Nearly 47 million Americans, or 16 percent of the population, were without health insurance in 2005, the latest government data available.
The number of uninsured rose 2.2 million between 2005 and 2006 and has increased by almost 9 million people since 2000.
The large majority of the uninsured (80 percent) are native or naturalized citizens.
The increase in the number of uninsured in 2006 was focused among working age adults.

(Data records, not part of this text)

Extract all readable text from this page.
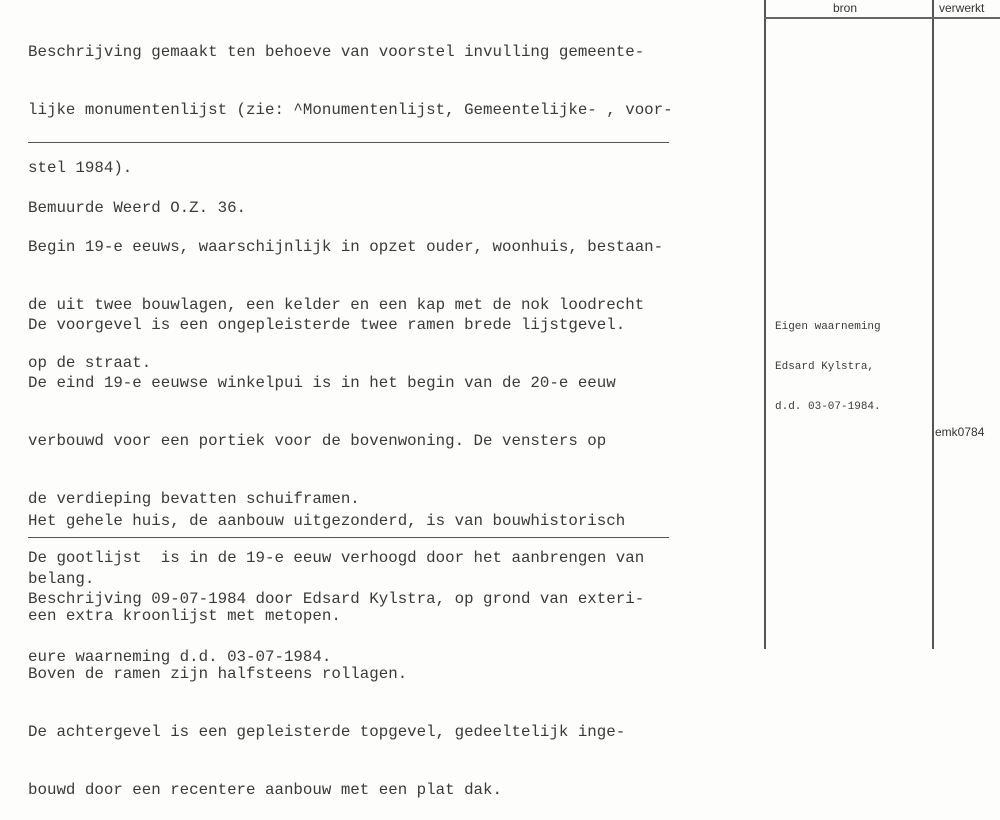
Beschrijving gemaakt ten behoeve van voorstel invulling gemeente-

lijke monumentenlijst (zie: ^Monumentenlijst, Gemeentelijke- , voor-

stel 1984).

Bemuurde Weerd O.Z. 36.

Begin 19-e eeuws, waarschijnlijk in opzet ouder, woonhuis, bestaan-

de uit twee bouwlagen, een kelder en een kap met de nok loodrecht

op de straat.

De voorgevel is een ongepleisterde twee ramen brede lijstgevel.

De eind 19-e eeuwse winkelpui is in het begin van de 20-e eeuw

verbouwd voor een portiek voor de bovenwoning. De vensters op

de verdieping bevatten schuiframen.

De gootlijst  is in de 19-e eeuw verhoogd door het aanbrengen van

een extra kroonlijst met metopen.

Boven de ramen zijn halfsteens rollagen.

De achtergevel is een gepleisterde topgevel, gedeeltelijk inge-

bouwd door een recentere aanbouw met een plat dak.

Het gehele huis, de aanbouw uitgezonderd, is van bouwhistorisch

belang.

Beschrijving 09-07-1984 door Edsard Kylstra, op grond van exteri-

eure waarneming d.d. 03-07-1984.

bron	verwerkt

Eigen waarneming

Edsard Kylstra,

d.d. 03-07-1984.

emk0784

The percentage of working adults (18 to 64) who had no health coverage climbed from 19.7 percent in 2005 to 20.2 percent in 2006.1 Nearly 1.3 million full-time workers lost their health insurance in 2006.
Nearly 90 million people - about one-third of the population below the age of 65 spent a portion of either 2006 or 2007 without health coverage.3
Over 8 in 10 uninsured people come from working families - almost 70 percent from families with one or more full-time workers and 11 percent from families with part-time workers.
The percentage of people (workers and dependents) with employment-based health insurance has dropped from 70 percent in 1987 to 59 percent in 2006. This is the lowest level of employment-based insurance coverage in more than a decade.4, 5
In 2005, nearly 15 percent of employees had no employer-sponsored health coverage available to them, either through their own job or through a family member.6
In 2006, 37.7 million workers were uninsured because not all businesses offer health benefits, not all workers qualify for coverage and many employees cannot afford their share of the health insurance premium even when coverage is at their fingertips.
The number of uninsured children in 2006 was 8.7 million - or 11.7 percent of all children in the U.S.1 The number of children who are uninsured increased by nearly 610,000 in 2006, the second year that the number of uninsured children increased.